Twenty-first Century eyes might see plenty of confusion around the accident. For instance, semaphore signalling using flags at the points had been replaced days earlier by a red and white disc system, and there was some debate about how visible the discs were to drivers. Mr Welbourne’s train included five high goods vans which were known to make it difficult for drivers to see over the top to the signals.
Even more worrying, for a Clarence engine to join the Leeds Northern it had to travel on the ‘wrong line’, and the accident happened immediately after the point where there were two trains on the same track travelling towards each other.
Usually, the train on the ‘wrong line’ had a man walking in front of it to warn oncoming engines, and driver Welborne had not arranged for this.
The D&S said: “The mistake Welborne made was in not keeping a proper look out.” Although he was said to be a “careful driver”, the inquest found him guilty of manslaughter and he was sentenced to “six weeks hard labour in a house of correction”.
The D&S finished its report by saying: “A considerable amount of excitement has prevailed in Stockton since the accident, and during the progress of the proceedings. The remains of Mrs Cunningham and Mr Grainger have been removed, the former, we understand to Kelso, and the latter to Edinburgh. The other persons injured are all in a favourable state for recovery.”

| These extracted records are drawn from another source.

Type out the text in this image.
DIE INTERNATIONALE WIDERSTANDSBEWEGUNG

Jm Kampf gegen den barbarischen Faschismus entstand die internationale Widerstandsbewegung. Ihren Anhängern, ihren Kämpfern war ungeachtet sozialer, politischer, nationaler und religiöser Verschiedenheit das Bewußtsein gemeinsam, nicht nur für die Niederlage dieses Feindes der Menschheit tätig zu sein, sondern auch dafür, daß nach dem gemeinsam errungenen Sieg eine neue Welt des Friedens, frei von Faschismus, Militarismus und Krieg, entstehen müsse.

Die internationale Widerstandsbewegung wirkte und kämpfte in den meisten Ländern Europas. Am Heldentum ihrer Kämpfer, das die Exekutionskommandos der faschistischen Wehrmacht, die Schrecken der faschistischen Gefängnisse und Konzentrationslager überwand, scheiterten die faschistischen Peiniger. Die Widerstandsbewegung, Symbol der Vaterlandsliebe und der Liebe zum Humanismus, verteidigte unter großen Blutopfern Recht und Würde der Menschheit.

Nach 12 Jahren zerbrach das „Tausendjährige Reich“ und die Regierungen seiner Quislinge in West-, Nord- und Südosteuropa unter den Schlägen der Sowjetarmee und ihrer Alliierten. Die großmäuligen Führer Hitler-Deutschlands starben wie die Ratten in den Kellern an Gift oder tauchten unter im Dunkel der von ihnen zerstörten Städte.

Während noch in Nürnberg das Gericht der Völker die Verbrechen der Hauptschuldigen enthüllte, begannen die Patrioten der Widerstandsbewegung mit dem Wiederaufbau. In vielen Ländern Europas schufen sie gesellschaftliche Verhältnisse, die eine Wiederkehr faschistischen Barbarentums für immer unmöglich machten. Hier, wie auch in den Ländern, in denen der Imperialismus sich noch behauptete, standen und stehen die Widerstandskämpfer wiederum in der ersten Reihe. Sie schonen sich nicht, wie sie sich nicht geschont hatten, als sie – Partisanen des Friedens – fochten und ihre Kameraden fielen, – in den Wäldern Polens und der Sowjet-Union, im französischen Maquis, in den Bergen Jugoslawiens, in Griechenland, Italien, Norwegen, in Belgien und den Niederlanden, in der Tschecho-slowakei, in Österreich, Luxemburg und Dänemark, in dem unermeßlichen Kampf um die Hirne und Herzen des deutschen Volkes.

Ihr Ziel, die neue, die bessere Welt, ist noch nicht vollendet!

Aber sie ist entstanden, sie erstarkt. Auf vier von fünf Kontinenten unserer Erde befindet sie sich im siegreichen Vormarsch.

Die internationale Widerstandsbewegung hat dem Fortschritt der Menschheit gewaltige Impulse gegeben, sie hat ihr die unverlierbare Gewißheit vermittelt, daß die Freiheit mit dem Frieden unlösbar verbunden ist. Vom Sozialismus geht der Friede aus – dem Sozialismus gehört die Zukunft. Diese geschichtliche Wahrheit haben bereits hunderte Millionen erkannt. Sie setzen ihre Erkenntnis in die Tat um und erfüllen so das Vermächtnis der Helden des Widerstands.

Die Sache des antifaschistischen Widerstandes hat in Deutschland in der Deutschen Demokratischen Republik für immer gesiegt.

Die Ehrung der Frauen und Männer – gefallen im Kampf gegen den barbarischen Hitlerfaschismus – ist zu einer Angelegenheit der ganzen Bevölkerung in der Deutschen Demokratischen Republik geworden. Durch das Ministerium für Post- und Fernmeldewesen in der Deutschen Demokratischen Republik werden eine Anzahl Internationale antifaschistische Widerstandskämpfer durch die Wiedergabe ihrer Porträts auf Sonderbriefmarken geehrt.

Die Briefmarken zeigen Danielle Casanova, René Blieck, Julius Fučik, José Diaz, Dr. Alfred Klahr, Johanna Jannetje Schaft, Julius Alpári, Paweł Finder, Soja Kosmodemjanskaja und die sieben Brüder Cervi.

A souvenir print of the Yarm viaduct which was probably produced for opening day, May 15, 1852
Given the height of Yarm viaduct and the amount of alcohol consumed by the labourers, and taking into account the number of fatalities at other railway construction sites, like Bramhope tunnel, it is a surprise that there are no reports of people dying during the four years of building.
The first recorded fatality at the viaduct occurred in 1855, three years after it opened, when a night train travelling south overshot Yarm station, which was at the northern end of the viaduct. It therefore stopped on the viaduct and, in pitch blackness and pouring rain, an unfortunate passenger alighted believing he was stepping onto the platform.
Instead, he fell 74ft off the viaduct to his death.
Repairs being done to Yarm viaduct in the 1960s
The condition of the plaque on the viaduct has been concerning local residents for some time. In 2020, Network Rail told The Northern Echo that there were no plans to restore it, but the spokesperson added: “There is however a major works renewal planned for 2023/24 and the necessary access/possession may be in place to facilitate the cleaning of the plaque at a relatively low cost.”
Those major works started a couple of weeks ago, and a Network Rail spokesperson told Memories this week: “Our teams are exploring the possibility of it being restored, but its location on the structure (directly over the centre of the River Tees) makes this a complex task, and therefore we can’t commit to anything at the moment.”